Theoretical study of spin-forbidden cooling transitions of indium hydride using ab initio methods

The feasibility of spin-forbidden cooling of the InH molecule is investigated based on ab initio quantum chemistry calculations. The potential energy curves for the X¹Σ₀₊⁺, a³Π_0-, a³Π₀₊, a³Π₁, a³Π₂, A¹Π₁, 1³Σ_0-⁺, and 1³Σ₁⁺ states of InH are obtained based on multi-reference configuration interaction plus the Davidson corrections method.

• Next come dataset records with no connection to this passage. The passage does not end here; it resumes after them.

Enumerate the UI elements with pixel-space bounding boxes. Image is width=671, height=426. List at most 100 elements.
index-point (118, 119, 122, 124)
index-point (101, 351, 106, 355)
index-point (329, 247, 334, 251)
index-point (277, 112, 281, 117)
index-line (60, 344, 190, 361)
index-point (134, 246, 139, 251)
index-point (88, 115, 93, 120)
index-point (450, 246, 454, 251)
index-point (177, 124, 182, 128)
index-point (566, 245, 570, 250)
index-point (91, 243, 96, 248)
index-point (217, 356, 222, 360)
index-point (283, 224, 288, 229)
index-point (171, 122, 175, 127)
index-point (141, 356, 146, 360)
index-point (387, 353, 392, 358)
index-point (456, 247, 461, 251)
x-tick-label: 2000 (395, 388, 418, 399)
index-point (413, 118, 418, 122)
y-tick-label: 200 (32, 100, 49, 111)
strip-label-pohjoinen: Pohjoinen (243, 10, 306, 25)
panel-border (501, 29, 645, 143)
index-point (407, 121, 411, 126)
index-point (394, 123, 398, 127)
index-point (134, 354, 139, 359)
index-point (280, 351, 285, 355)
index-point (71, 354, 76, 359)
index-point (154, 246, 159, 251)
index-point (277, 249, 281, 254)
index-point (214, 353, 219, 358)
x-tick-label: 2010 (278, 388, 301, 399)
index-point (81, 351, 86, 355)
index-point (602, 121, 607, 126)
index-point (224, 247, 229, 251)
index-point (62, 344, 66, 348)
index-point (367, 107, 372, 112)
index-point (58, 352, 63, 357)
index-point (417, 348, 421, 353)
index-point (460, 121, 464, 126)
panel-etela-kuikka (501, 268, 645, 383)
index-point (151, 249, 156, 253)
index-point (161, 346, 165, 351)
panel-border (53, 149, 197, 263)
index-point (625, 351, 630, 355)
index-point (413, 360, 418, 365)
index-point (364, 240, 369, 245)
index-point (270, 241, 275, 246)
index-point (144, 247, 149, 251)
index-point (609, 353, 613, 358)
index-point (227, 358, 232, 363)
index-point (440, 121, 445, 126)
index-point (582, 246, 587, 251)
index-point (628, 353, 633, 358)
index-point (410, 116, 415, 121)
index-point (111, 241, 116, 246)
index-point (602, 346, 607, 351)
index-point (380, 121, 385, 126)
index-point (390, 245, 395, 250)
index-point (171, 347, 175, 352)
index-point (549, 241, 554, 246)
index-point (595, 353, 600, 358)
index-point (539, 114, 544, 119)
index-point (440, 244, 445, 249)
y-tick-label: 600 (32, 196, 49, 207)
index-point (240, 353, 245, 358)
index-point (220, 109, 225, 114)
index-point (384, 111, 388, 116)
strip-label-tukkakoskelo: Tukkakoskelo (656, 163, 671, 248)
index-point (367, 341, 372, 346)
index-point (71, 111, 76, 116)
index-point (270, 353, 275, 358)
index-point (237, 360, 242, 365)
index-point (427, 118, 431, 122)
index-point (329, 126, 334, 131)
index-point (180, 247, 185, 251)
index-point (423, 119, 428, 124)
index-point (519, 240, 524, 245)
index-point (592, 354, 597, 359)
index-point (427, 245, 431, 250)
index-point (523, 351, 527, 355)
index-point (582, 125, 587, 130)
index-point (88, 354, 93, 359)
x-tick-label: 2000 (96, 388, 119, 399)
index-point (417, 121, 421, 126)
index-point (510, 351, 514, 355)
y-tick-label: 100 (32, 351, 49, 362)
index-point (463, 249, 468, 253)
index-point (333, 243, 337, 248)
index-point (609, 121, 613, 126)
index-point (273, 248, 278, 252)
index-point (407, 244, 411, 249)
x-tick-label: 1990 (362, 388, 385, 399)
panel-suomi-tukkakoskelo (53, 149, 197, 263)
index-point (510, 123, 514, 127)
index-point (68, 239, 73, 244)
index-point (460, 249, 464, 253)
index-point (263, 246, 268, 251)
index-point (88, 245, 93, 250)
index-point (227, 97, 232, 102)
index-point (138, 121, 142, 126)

The calculated spectroscopic constants are in good agreement with the available experimental data. In addition, the influences of the active space and spin-orbit coupling effects on the potential energy curves and spectroscopic constants are also studied. For R_e of a³Π_0-, a³Π₀₊, a³Π₁, and a³Π₂ states, the error from large active space is small. The potential energy curve of the A¹Π₁ state is not smooth for small active space. The spin-orbit coupling effects have great influences on the potential well depth and equilibrium internuclear distance of the A¹Π state. The Franck-Condon factors and radiative lifetimes are obtained on the basis of the transition dipole moments of the a³Π₀₊→X¹Σ₀₊⁺,a³Π₁→X¹Σ₀₊⁺,and A¹Π₁→X¹Σ₀₊⁺ transitions. Our calculation indicates that the a³Π₁(v'=0)→X¹Σ₀₊⁺(v=0) transition provides a highly diagonally distributed Franck– Condon factor and a short radiative lifetime for the a³Π₁ state, which can ensure rapid and efficient laser cooling of InH. The proposed laser drives a³Π₀₊→X¹Σ₀₊⁺ transitions by using three wavelengths.